The old TV show “Beachcombers” (Wikipedia that show!) was filmed in Gibsons on the Sunshine Coast and though I don’t recall ever watching the show I did spend most of my visit combing the beach for pretty rocks and soaking up the gorgeous scenery.

But enough of my stupid words. Let’s look at some pictures!

The coast we visited appears to be made up mostly of granite (the lighter rock above) with streaks of basalt (the grey rock). Or so our gracious host told me. The rest of the shoreline is covered in the smaller rounded rocks you see in the photos. When the waves crash against the shore, the pebbles scour out the bigger rocks and create the interesting smooth coastline I spent all morning clambering over.

In the afternoon we went to Roberts Creek to see their shore and also the site of the community mandala. Apparently, every year an artist designs the shape of the mandala and it is painted in white. Then visitors and members of the community get to come on down and help paint the mandala that will remain in Roberts Creek all year.

I thought it was a nifty idea and a wonderful way to build community or, if you’re a visitor, a respectful way to leave your mark in an area you’ve enjoyed.

A quiet corner in the Gumboot

After visiting the mandala site we ate at the Gumboot Restaurant in Roberts Creek.

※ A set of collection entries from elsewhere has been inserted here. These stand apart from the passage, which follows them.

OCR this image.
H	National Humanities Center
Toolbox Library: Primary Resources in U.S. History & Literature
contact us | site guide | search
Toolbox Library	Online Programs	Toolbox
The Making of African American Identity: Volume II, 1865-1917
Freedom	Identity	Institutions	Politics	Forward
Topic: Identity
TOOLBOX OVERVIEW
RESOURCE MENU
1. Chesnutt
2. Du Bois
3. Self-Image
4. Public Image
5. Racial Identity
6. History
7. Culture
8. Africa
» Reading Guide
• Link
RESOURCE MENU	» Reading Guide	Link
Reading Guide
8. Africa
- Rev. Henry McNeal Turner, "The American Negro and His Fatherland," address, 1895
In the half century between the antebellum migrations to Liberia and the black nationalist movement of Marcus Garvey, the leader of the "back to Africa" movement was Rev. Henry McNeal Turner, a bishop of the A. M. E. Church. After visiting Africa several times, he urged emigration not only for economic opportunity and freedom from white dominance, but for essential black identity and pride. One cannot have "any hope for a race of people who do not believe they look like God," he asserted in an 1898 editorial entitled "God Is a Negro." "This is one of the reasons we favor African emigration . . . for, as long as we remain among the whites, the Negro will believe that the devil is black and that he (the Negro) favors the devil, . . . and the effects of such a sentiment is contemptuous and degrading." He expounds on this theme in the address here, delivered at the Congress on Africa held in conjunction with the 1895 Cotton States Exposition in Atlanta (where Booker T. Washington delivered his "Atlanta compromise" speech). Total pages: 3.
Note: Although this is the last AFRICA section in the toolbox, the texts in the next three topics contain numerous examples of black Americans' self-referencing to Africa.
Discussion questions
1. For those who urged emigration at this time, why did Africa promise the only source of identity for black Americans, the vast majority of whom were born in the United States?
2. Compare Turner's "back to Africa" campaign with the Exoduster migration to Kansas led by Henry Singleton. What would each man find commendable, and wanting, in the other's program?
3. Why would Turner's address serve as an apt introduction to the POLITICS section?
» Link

My Thai salad was good (with a great peanut sauce), not excellent, but I appreciated their commitment to sourcing their ingredients locally (mostly from their very own garden!) and I also liked their homey atmosphere and colourful art. They actually had tables set up in the garden outside (not just on the patio, in the actual grass) which was another nice touch.

After lunch we went back to the shore near my hosts’ house for a little bit of swimming. I enjoyed baking on the rocks on the beach and taking dips in the (fairly cold) sea. I will mention that due to the pebbly nature of the shore, those nerdy water shoes you used to have when you were a kid are HIGHLY RECOMMENDED and definitely protected my poor little feet from rock-induced harm.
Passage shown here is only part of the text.